Question: What does the risk monitoring team do?
I work in a dynamic and ever-changing retail industry. On a daily basis, I speak with both public and private companies to gather insights about their financial performance, their strategies, how they execute on their operational plans, and more. I then develop a risk profile on how these buyers are doing which in turn helps our underwriters decide the coverage needed.
Question: Sometimes Euler Hermes might have the tough job of denying coverage or only partially covering it. Can you explain why that might happen?
When you sign or prepare a policy with Euler Hermes, it’s not only an assurance that your claims will be paid out if a buyer does not pay on time, it’s also leveraging our unique credit team, underwriters, and all the confidential and public information we analyze on a daily basis. We build relationships with a lot of these buyers and gather a lot of context behind their business operations, their strategy and why they do what they do. So that alone is a great reason to work with Euler Hermes. And we also have a lot of proprietary information as far as which buyers are paying more slowly than others and which ones may be experiencing some cash flow issues. So you may not always be thrilled when you don’t get a full limit or even get fully defined on a limit that you request, but there’s usually reasons for that and information you can take back to your company on how to approach the relationship with that particular customer.

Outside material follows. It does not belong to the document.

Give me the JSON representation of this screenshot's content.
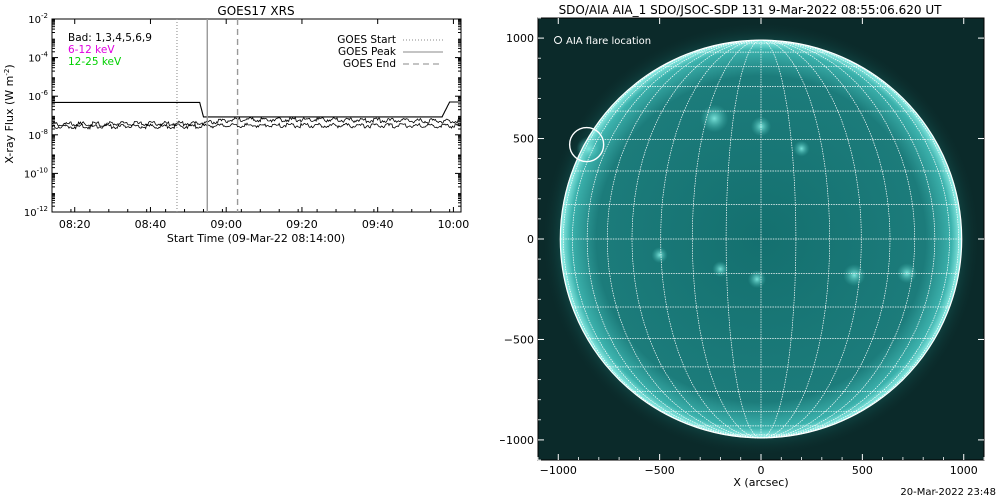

Question: Do you have an example when Euler Hermes had to reduce or decline coverage and it actually ended up helping a customer in the long run?
I can actually think of a number of examples when that’s happened. And a lot of times, it’s driven by the fact that we do have some financial information on the buyer, whether it’s confidential or otherwise, and then we also receive reports of slow pays and past dues from other policy holders. So we can kind of juxtapose the two together and realize this buyer is a little bit more sensitive and risky than either of those pieces of information by themselves. I can think about at least a few times when we decided to withdraw coverage and then, there you have it, about three to six months later the company is filing for bankruptcy.

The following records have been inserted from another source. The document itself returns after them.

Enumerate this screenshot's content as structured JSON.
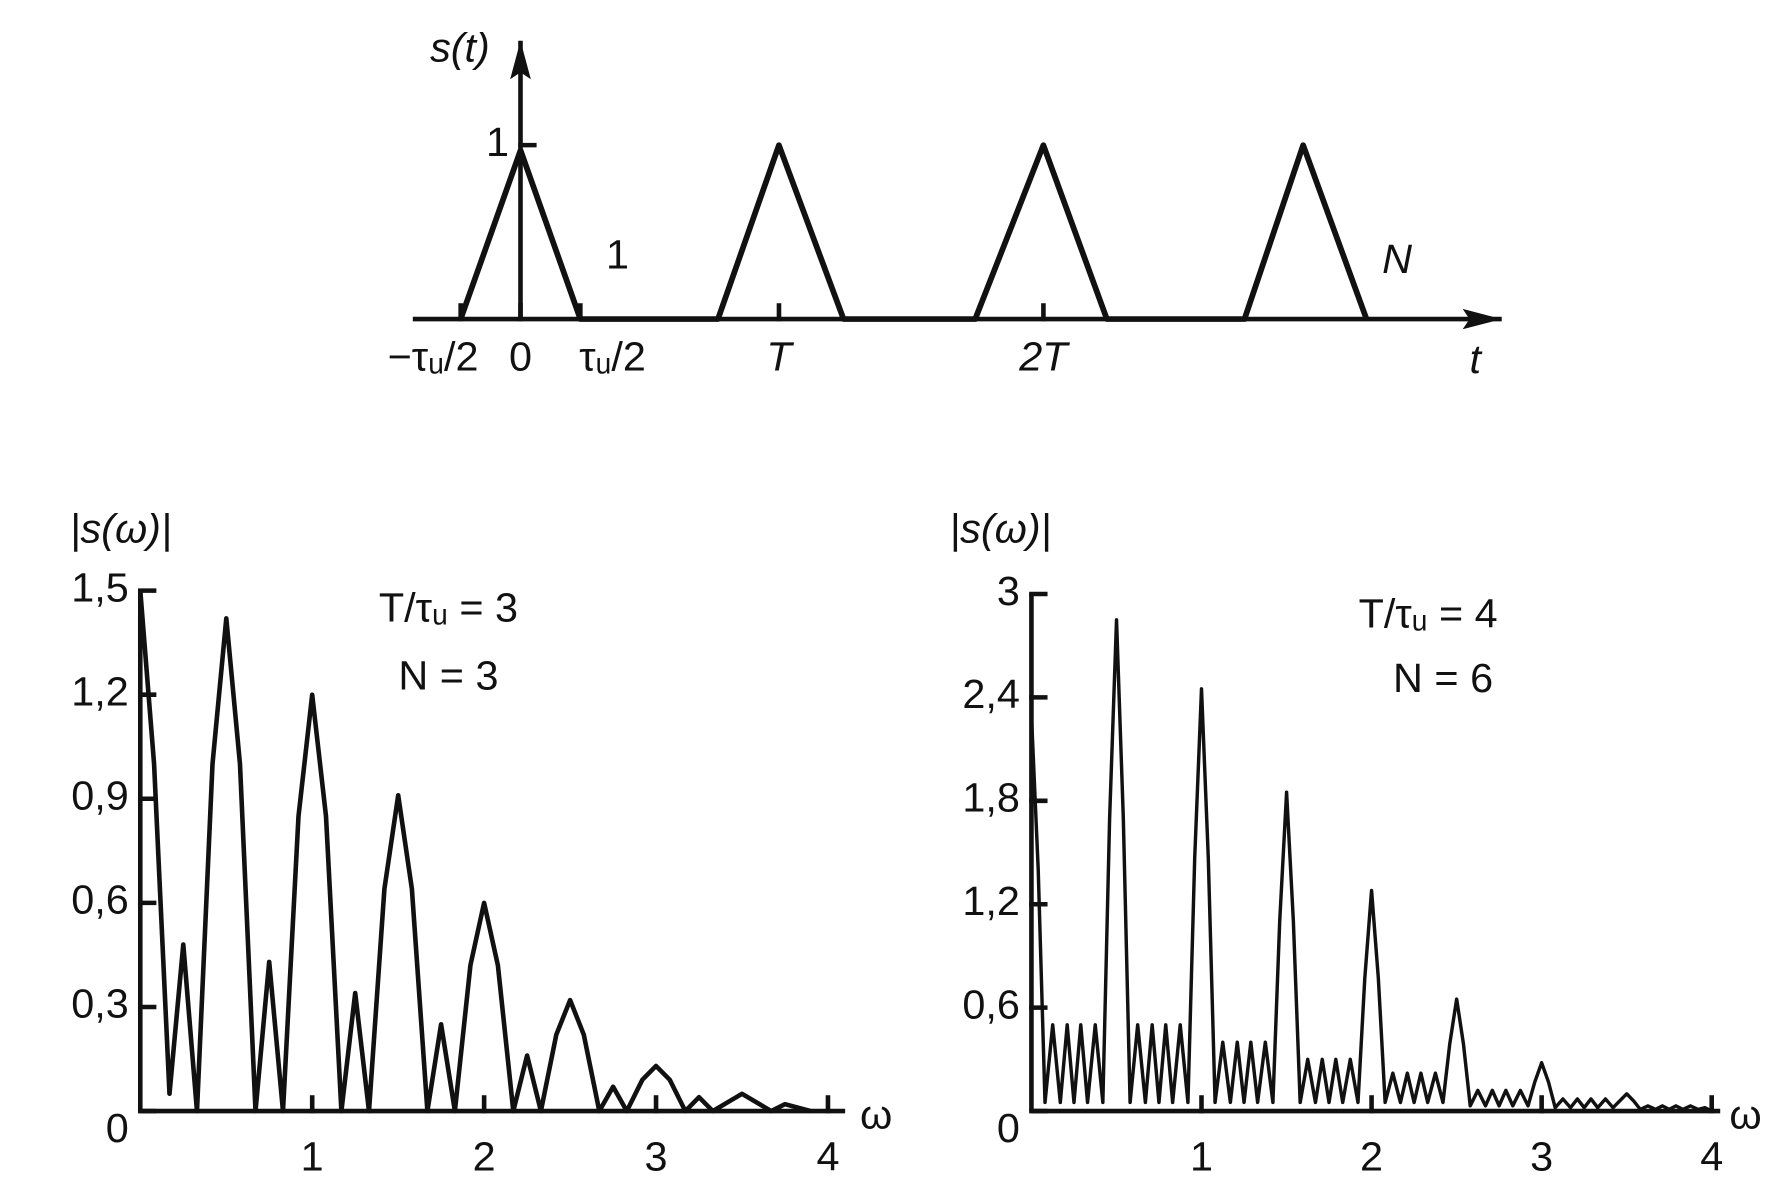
{
  "chart_data": [
    {
      "type": "line",
      "y_label": "s(t)",
      "x_label": "t",
      "annotations": [
        "1",
        "N"
      ],
      "axis_arrows": true,
      "color": "#111111",
      "x": [
        -0.5,
        0,
        0.5,
        1.65,
        2.16,
        2.7,
        3.8,
        4.37,
        4.9,
        6.05,
        6.54,
        7.07
      ],
      "values": [
        0,
        0.97,
        0,
        0,
        1,
        0,
        0,
        1,
        0,
        0,
        1,
        0
      ],
      "xlim": [
        -0.9,
        8.2
      ],
      "ylim": [
        0,
        1.6
      ],
      "xticks": [
        {
          "value": -0.5,
          "label": "−τᵤ/2"
        },
        0,
        {
          "value": 0.5,
          "label": "τᵤ/2"
        },
        {
          "value": 2.16,
          "label": "T"
        },
        {
          "value": 4.37,
          "label": "2T"
        }
      ],
      "yticks": [
        1
      ]
    },
    {
      "type": "line",
      "y_label": "|s(ω)|",
      "x_label": "ω",
      "annotations": [
        "T/τᵤ = 3",
        "N = 3"
      ],
      "color": "#111111",
      "x": [
        0,
        0.08,
        0.17,
        0.25,
        0.33,
        0.42,
        0.5,
        0.58,
        0.67,
        0.75,
        0.83,
        0.92,
        1.0,
        1.08,
        1.17,
        1.25,
        1.33,
        1.42,
        1.5,
        1.58,
        1.67,
        1.75,
        1.83,
        1.92,
        2.0,
        2.08,
        2.17,
        2.25,
        2.33,
        2.42,
        2.5,
        2.58,
        2.67,
        2.75,
        2.83,
        2.92,
        3.0,
        3.08,
        3.17,
        3.25,
        3.33,
        3.5,
        3.67,
        3.75,
        3.9
      ],
      "values": [
        1.5,
        1.0,
        0.05,
        0.48,
        0,
        1.0,
        1.42,
        1.0,
        0,
        0.43,
        0,
        0.85,
        1.2,
        0.85,
        0,
        0.34,
        0,
        0.64,
        0.91,
        0.64,
        0,
        0.25,
        0,
        0.42,
        0.6,
        0.42,
        0,
        0.16,
        0,
        0.22,
        0.32,
        0.22,
        0,
        0.07,
        0,
        0.09,
        0.13,
        0.09,
        0,
        0.04,
        0,
        0.05,
        0,
        0.02,
        0
      ],
      "xlim": [
        0,
        4.1
      ],
      "ylim": [
        0,
        1.5
      ],
      "xticks": [
        1,
        2,
        3,
        4
      ],
      "yticks": [
        0,
        {
          "value": 0.3,
          "label": "0,3"
        },
        {
          "value": 0.6,
          "label": "0,6"
        },
        {
          "value": 0.9,
          "label": "0,9"
        },
        {
          "value": 1.2,
          "label": "1,2"
        },
        {
          "value": 1.5,
          "label": "1,5"
        }
      ]
    },
    {
      "type": "line",
      "y_label": "|s(ω)|",
      "x_label": "ω",
      "annotations": [
        "T/τᵤ = 4",
        "N = 6"
      ],
      "color": "#111111",
      "x": [
        0,
        0.04,
        0.08,
        0.125,
        0.17,
        0.21,
        0.25,
        0.29,
        0.33,
        0.375,
        0.42,
        0.46,
        0.5,
        0.54,
        0.58,
        0.625,
        0.67,
        0.71,
        0.75,
        0.79,
        0.83,
        0.875,
        0.92,
        0.96,
        1.0,
        1.04,
        1.08,
        1.125,
        1.17,
        1.21,
        1.25,
        1.29,
        1.33,
        1.375,
        1.42,
        1.46,
        1.5,
        1.54,
        1.58,
        1.625,
        1.67,
        1.71,
        1.75,
        1.79,
        1.83,
        1.875,
        1.92,
        1.96,
        2.0,
        2.04,
        2.08,
        2.125,
        2.17,
        2.21,
        2.25,
        2.29,
        2.33,
        2.375,
        2.42,
        2.46,
        2.5,
        2.54,
        2.58,
        2.625,
        2.67,
        2.71,
        2.75,
        2.79,
        2.83,
        2.875,
        2.92,
        2.96,
        3.0,
        3.04,
        3.08,
        3.125,
        3.17,
        3.21,
        3.25,
        3.29,
        3.33,
        3.375,
        3.42,
        3.46,
        3.5,
        3.54,
        3.58,
        3.625,
        3.67,
        3.71,
        3.75,
        3.79,
        3.83,
        3.875,
        3.92,
        3.96,
        4.0
      ],
      "values": [
        2.3,
        1.4,
        0.05,
        0.5,
        0.05,
        0.5,
        0.05,
        0.5,
        0.05,
        0.5,
        0.05,
        1.7,
        2.85,
        1.7,
        0.05,
        0.5,
        0.05,
        0.5,
        0.05,
        0.5,
        0.05,
        0.5,
        0.05,
        1.47,
        2.45,
        1.47,
        0.05,
        0.4,
        0.05,
        0.4,
        0.05,
        0.4,
        0.05,
        0.4,
        0.05,
        1.1,
        1.85,
        1.1,
        0.05,
        0.3,
        0.05,
        0.3,
        0.05,
        0.3,
        0.05,
        0.3,
        0.05,
        0.77,
        1.28,
        0.77,
        0.05,
        0.22,
        0.05,
        0.22,
        0.05,
        0.22,
        0.05,
        0.22,
        0.05,
        0.39,
        0.65,
        0.39,
        0.03,
        0.12,
        0.03,
        0.12,
        0.03,
        0.12,
        0.03,
        0.12,
        0.03,
        0.17,
        0.28,
        0.17,
        0.02,
        0.07,
        0.02,
        0.07,
        0.02,
        0.07,
        0.02,
        0.07,
        0.02,
        0.06,
        0.1,
        0.06,
        0.01,
        0.03,
        0.01,
        0.03,
        0.01,
        0.03,
        0.01,
        0.03,
        0.01,
        0.02,
        0
      ],
      "xlim": [
        0,
        4.05
      ],
      "ylim": [
        0,
        3
      ],
      "xticks": [
        1,
        2,
        3,
        4
      ],
      "yticks": [
        0,
        {
          "value": 0.6,
          "label": "0,6"
        },
        {
          "value": 1.2,
          "label": "1,2"
        },
        {
          "value": 1.8,
          "label": "1,8"
        },
        {
          "value": 2.4,
          "label": "2,4"
        },
        3
      ]
    }
  ]
}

Question: What would you say are some recent retail bankruptcies that risk experts didn’t actually expect to unfold the way they did?
One I think is probably top of everyone’s mind would be Toys R Us. And a lot of that was driven by the timing of it, not the fact that Toys R Us was kind of a deteriorating company. It was a market leader in the toy industry, and it actually had some success refinancing debt and pushing out those maturities. So it didn’t seem like anything was imminent when the bankruptcy actually occurred, which was actually right before the crucial holiday selling season. So that definitely came as a surprise that they decided to file.
And then another one I can think of that wasn’t your traditional bankruptcy was Mattress Firm. They have stores everywhere. And more so the reason they decided to go into bankruptcy was just to get out of all the operating leases they had, just way too many stores and that was kind of dragging the company’s results down.
Question: How did Euler Hermes help our customers when these surprises happened?
Euler Hermes is down in the trenches all the time. We talk to buyers on a daily basis. We gather information pretty much nonstop. We have a vast portfolio of buyers we cover. So we always have the most current, up to date information on buyers and we’re always in the process of updating that. At the same time, if we start to see some concerning trends maybe we can raise the alarm bells and say hey, maybe it’s time to take a step back and be a little bit more conservative. At the same time, if we do get updated information and it’s trending positive, we can reach out to policy owners and be like hey, this is a buyer you’re interested in working with, maybe we have some additional capacity. It can also help you safely grow your sales with the company you may not be comfortable with or you may have a lot of unknowns.